Home CRONACA Covid-19 in Ticino: nessun’altra vittima, ma salgono ancora i ricoveri

Covid-19 in Ticino: nessun’altra vittima, ma salgono ancora i ricoveri

(ULTIMO AGGIORNAMENTO, ORE 16.52) Un discreto passo in avanti sul fronte delle vaccinazioni eseguite (55’361 dosi somministrate, 22’574 persone giunte a completare il ciclo, 10’213 alla prima dose: dati ufficiali a ieri, domenica 21 marzo) non è sufficiente per offrire un miglior quadro nell’odierna situazione covidiana del Canton Ticino: altri 40 casi si aggiungono all’elenco, per effettivi 1’199 nella terza ondata (“terminus a quo”: venerdì 5 marzo) ovvero 29’388 nel complesso.

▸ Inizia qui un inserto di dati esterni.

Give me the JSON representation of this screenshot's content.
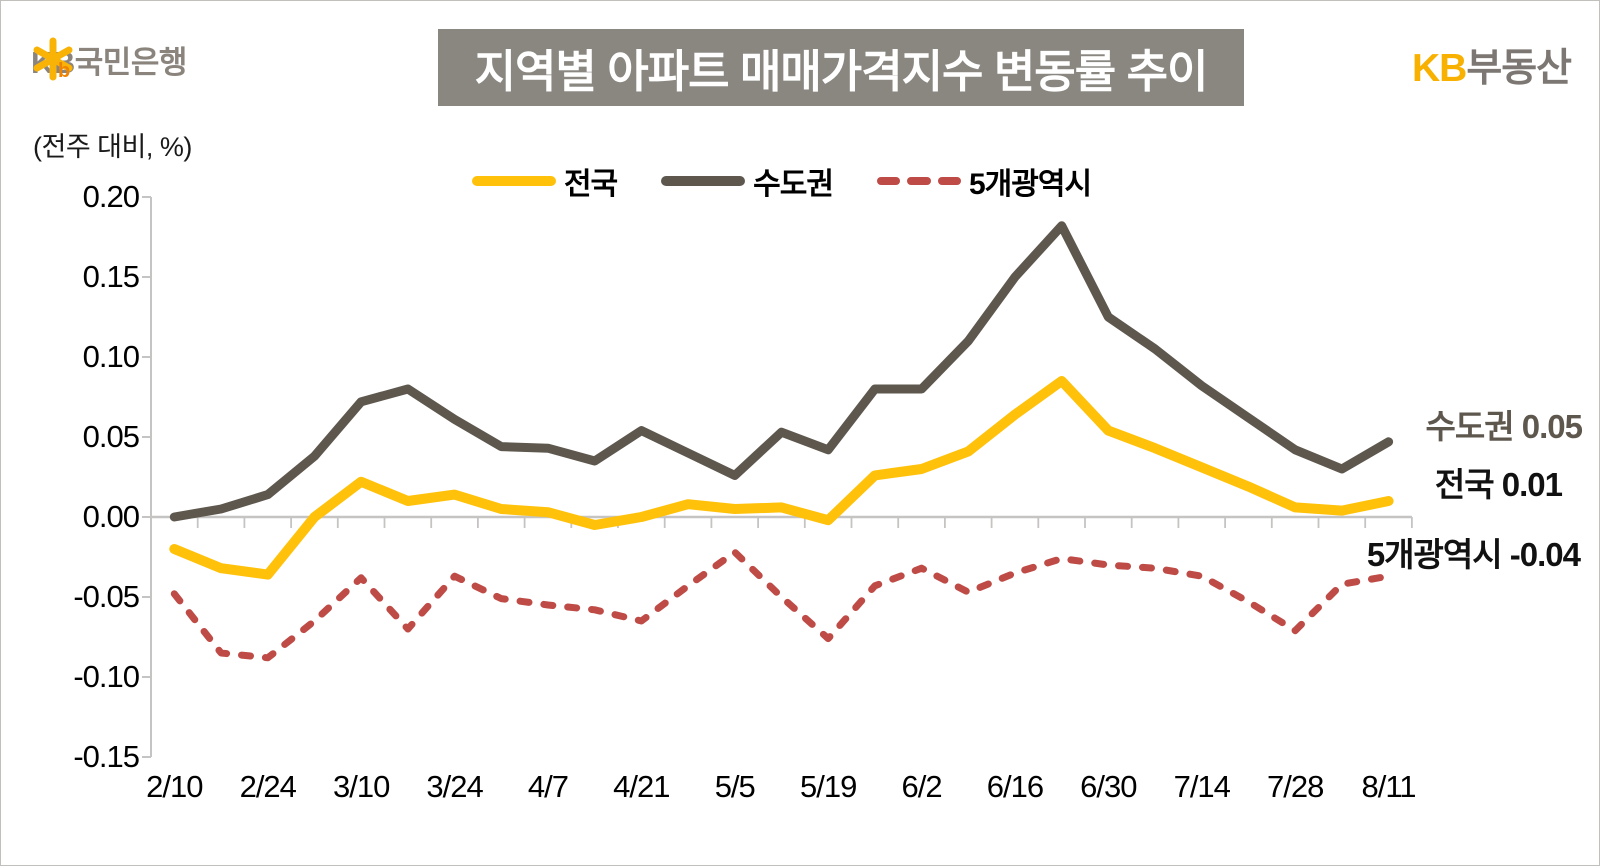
{
  "page": {
    "background": "#ffffff",
    "border_color": "#c2c0bd"
  },
  "header": {
    "bank_logo": {
      "icon": "kb-star-icon",
      "star_color": "#f9b306",
      "b_color": "#ef8200",
      "text": "KB국민은행",
      "text_color": "#8a847d"
    },
    "title": {
      "text": "지역별 아파트 매매가격지수 변동률 추이",
      "bg": "#8a8680",
      "color": "#ffffff"
    },
    "brand_logo": {
      "kb_text": "KB",
      "kb_color": "#f8b100",
      "suffix_text": "부동산",
      "suffix_color": "#7c7772"
    }
  },
  "chart": {
    "unit_label": "(전주 대비, %)",
    "axis_color": "#c6c4c2",
    "legend": [
      {
        "label": "전국",
        "color": "#ffc10a",
        "style": "solid"
      },
      {
        "label": "수도권",
        "color": "#5e574e",
        "style": "solid"
      },
      {
        "label": "5개광역시",
        "color": "#be4b46",
        "style": "dashed"
      }
    ]
  },
  "chart_data": {
    "type": "line",
    "title": "지역별 아파트 매매가격지수 변동률 추이",
    "subtitle_unit": "(전주 대비, %)",
    "ylabel": "",
    "xlabel": "",
    "ylim": [
      -0.15,
      0.2
    ],
    "grid": "zero-line-only",
    "legend_position": "top-center",
    "y_tick_labels": [
      "0.20",
      "0.15",
      "0.10",
      "0.05",
      "0.00",
      "-0.05",
      "-0.10",
      "-0.15"
    ],
    "y_tick_values": [
      0.2,
      0.15,
      0.1,
      0.05,
      0.0,
      -0.05,
      -0.1,
      -0.15
    ],
    "x_tick_labels": [
      "2/10",
      "2/24",
      "3/10",
      "3/24",
      "4/7",
      "4/21",
      "5/5",
      "5/19",
      "6/2",
      "6/16",
      "6/30",
      "7/14",
      "7/28",
      "8/11"
    ],
    "points_per_x_tick": 2,
    "n_points": 27,
    "series": [
      {
        "name": "전국",
        "color": "#ffc10a",
        "dash": false,
        "width": 10,
        "values": [
          -0.02,
          -0.032,
          -0.036,
          0.0,
          0.022,
          0.01,
          0.014,
          0.005,
          0.003,
          -0.005,
          0.0,
          0.008,
          0.005,
          0.006,
          -0.002,
          0.026,
          0.03,
          0.041,
          0.064,
          0.085,
          0.054,
          0.043,
          0.031,
          0.019,
          0.006,
          0.004,
          0.01
        ]
      },
      {
        "name": "수도권",
        "color": "#5e574e",
        "dash": false,
        "width": 9,
        "values": [
          0.0,
          0.005,
          0.014,
          0.038,
          0.072,
          0.08,
          0.061,
          0.044,
          0.043,
          0.035,
          0.054,
          0.04,
          0.026,
          0.053,
          0.042,
          0.08,
          0.08,
          0.11,
          0.15,
          0.182,
          0.125,
          0.105,
          0.082,
          0.062,
          0.042,
          0.03,
          0.047
        ]
      },
      {
        "name": "5개광역시",
        "color": "#be4b46",
        "dash": true,
        "width": 7,
        "values": [
          -0.048,
          -0.085,
          -0.088,
          -0.065,
          -0.038,
          -0.07,
          -0.037,
          -0.051,
          -0.055,
          -0.058,
          -0.065,
          -0.043,
          -0.022,
          -0.05,
          -0.076,
          -0.043,
          -0.032,
          -0.047,
          -0.035,
          -0.026,
          -0.03,
          -0.032,
          -0.037,
          -0.053,
          -0.071,
          -0.042,
          -0.037
        ]
      }
    ],
    "end_labels": [
      {
        "text": "수도권 0.05",
        "color": "#5e574e"
      },
      {
        "text": "전국 0.01",
        "color": "#111111"
      },
      {
        "text": "5개광역시 -0.04",
        "color": "#111111"
      }
    ]
  }
}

Pur in assenza di altri decessi (le vittime restano 971, di cui 350 nella prima fase, 608 nella seconda e 13 nella terza), non può una volta ancora non costituire motivo di preoccupazione il lento ma quasi costante aumento dei posti-letto occupati in strutture nosocomiali del territorio: nel periodo tra ieri e l’alba di oggi, quattro ingressi contro un solo foglio di dimissioni, ergo degenti a quota 73 e, di questi, ancora sei in reparti di terapia intensiva. Nulla di nuovo circa le informazioni di corollario: all’otto per cento il tasso di incidenza dei positivi sul totale di tamponi sottoposti ad esame in laboratorio nelle 24 ore (873 i “test” verificati durante la giornata di martedì 16 marzo); a riscontri di mercoledì 17 marzo, 526 le persone in isolamento, 879 quelle in quarantena. Stando ad indicazioni dell’Ufficio federale sanità pubblica, il tasso di riproduzione del contagi è pari ad 1.22, con riscontro ormai datatissimo (lunedì 1.o marzo, 253 positivi ogni 100’000 abitanti; la soglia di allerta è convenzionalmente stata fissata a quota 350). Fermo sul quadruplo zero il quadro dal sistema delle residenze per anziani.